The disability charity Sense will give 1,000 families cash handouts to help them weather the cost of living crisis and says other charities should follow suit.

Grants of £500 will be given to families who live with someone with complex needs.

CEO Richard Kramer, told the Access All podcast: "What people want now is money in their hands to pay their bills."

The government said it had "a strong financial support system in place".

Mr Kramer said Sense took the unusual step because "families were telling us they couldn't pay their energy bills, they were cutting down on essentials and they were getting into debt."

He said: "We needed to do something positive and practical to put more resources into the hands of disabled people."

The charity supports those who are deafblind or have complex impairments and traditionally provided community outreach projects, virtual support and campaigning.

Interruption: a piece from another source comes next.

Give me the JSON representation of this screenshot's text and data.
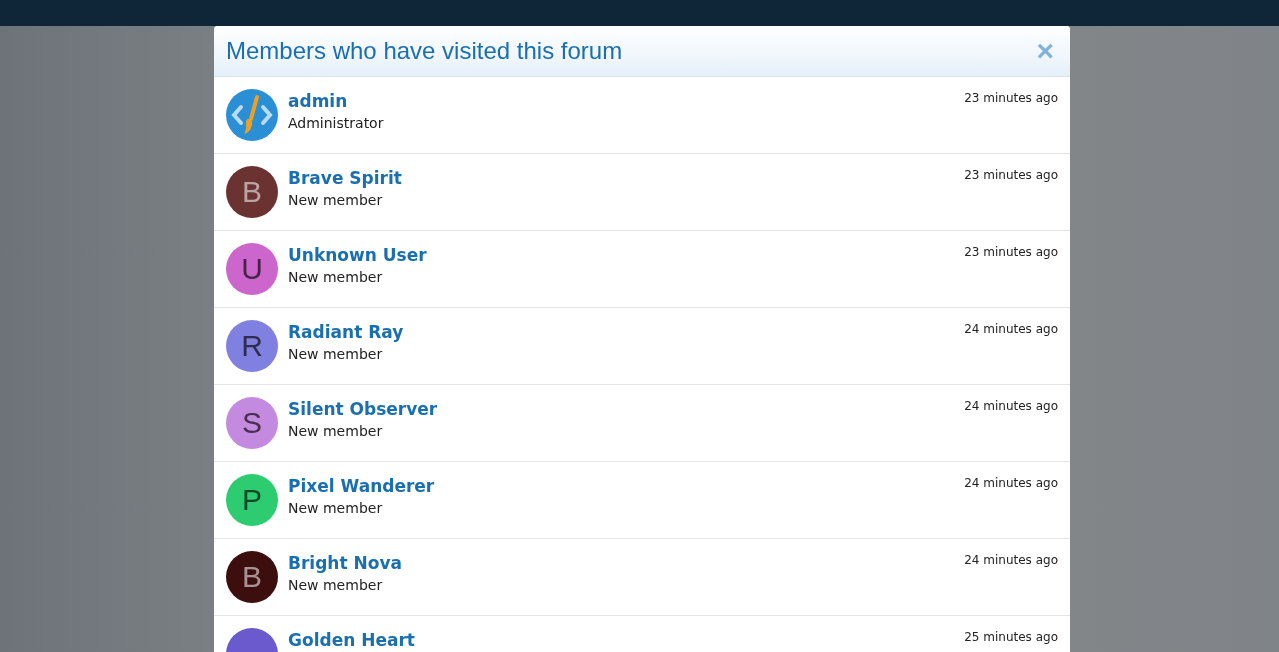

It is the first time in its 60-year history that it has given money directly to families.

The grants will be available to families in England, Wales and Northern Ireland with families put forward by professionals working with them.

Mr Kramer said disabled households often had a greater need for energy from charging electric wheelchairs to using more heating and water for clothes washing.

"Families are now saying 'we're going to have to leave clothes soiled because we need to save on energy'," he said.

Other families had told him they had to keep their son or daughter in one room because they could no longer afford to heat the whole house.

Pensioner Keith Butler and his partner Helen, from Worcestershire, are full-time carers for their 21-year-old son Geordie and received the grant. Geordie is deafblind and autistic.

"One of our biggest expenses is electricity," Mr Butler says. "Geordie is fed through an electric pump, which has to be on charge from lunch through to the evening, every single day. You can't miss a day, otherwise he can't eat."

Mr Kramer said he hopes other charities would follow Sense's lead.

"There is a responsibility for all charities to do more and fill that gap. That's not saying 'government you're off the hook', but actually we all need to come together to help the people we all support.

"It's for the government to provide that long-term support."

Earlier this week it was confirmed that about six million disabled people will get a one-off payment of £150 in September to help with any additional costs they face such as increased transport costs.

A spokesperson from the Department for Work and Pensions said: "Eight million low-income households will also be receiving at least £1,200 of direct payments this year.

"We urge people to check they are getting all the help to which they are entitled."